Skytap Releases Advanced Cloud Networking Features
In many ways, the weakest link in cloud computing is the network. No matter how powerful your cloud hardware and software are, they’re useless without a secure and flexible network to hold the different pieces of the cloud together. That’s why it’s unsurprising to see cloud vendors such as Skytap, which has introduced new multi-VPN functionality for its hybrid cloud services, working on next-generation networking solutions for the cloud.
Skytap, which was founded in 2006 (and adopted its current name in 2008), counts about 225 enterprise customers ranging in size from Fortune 500 organizations to smaller companies of a few hundred employees each.
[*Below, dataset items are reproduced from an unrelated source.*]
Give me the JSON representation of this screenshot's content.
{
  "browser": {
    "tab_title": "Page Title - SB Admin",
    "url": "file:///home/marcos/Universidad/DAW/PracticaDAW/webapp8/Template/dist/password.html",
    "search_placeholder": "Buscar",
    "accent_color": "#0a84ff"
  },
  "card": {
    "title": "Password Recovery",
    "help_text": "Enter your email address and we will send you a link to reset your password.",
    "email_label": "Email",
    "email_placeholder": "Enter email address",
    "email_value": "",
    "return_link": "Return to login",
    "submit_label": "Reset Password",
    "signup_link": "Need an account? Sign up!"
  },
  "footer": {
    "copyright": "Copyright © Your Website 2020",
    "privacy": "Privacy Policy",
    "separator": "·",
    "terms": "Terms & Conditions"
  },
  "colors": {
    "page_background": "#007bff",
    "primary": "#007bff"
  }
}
They also represent a wide swath of different types of businesses, according to to Brett Goodwin, Skytap’s vice president of Marketing & Business Development.
Skytayp’s main product, Skytap Cloud, was introduced in 2008, at the beginning of the cloud-computing revolution. Since then, the company has focused on providing “enterprises as well as midmarket companies a fast and secure way to create flexible computing environments in the cloud,” said Goodwin, who outlined Skytap’s newest features in a recent phone interview.
Skytap AutoNetworks
Skytap Cloud has offered a single VPN (Virtual Private Network) solution since 2011. Now, the product goes further by allowing users to create multiple VPNs through a new feature called Skytap AutoNetworks. Through the platform’s Web interface, customers can implement many different VPNs to connect multiple devices within the same cloud.
AutoNetworks handles all of the back-end configuration for the VPNs, including DHCP and DNS. In addition, traffic over the VPNs is secured via IPsec. The VPNs use private address ranges by default, but users can configure public-facing addresses if desired.
The feature has many potential applications in the real world, especially in the hybrid cloud environments to which Skytap caters. Companies with servers in different physical locations can use AutoNetworks to make those servers appear to operate as part of the same subnet, for instance. Similarly, staff, such as traveling salespeople, who need to access cloud resources from different locations can do so more easily via a VPN that eliminates the need to configure network settings individually at each place.
New Scheduler
Beyond the realm of networking, Skytap introduced a second new feature that provides greater granularity for scheduling tasks within the cloud. It allows IT admins to configure sets of tasks ahead of time, with the option of performing them on a recurring basis, and provides notifications upon the tasks’ completion. It promises to be useful for automating repetitive tasks and taking advantage of off-peak hours to run resource-intensive jobs.
Skytap developed the feature because scheduling granularity was “one of our top requested features” from customers, Goodwin said. The feature also represents functionality that’s relatively novel in the world of the cloud, where the development of user-friendly tools for automating tasks hasn’t kept pace with the increasingly complex software infrastructures that make automation so useful. But that’s likely to change as vendors like Skytap continue working on solutions that allow enterprises to take advantage of the power of the cloud in a flexible, secure and usable way.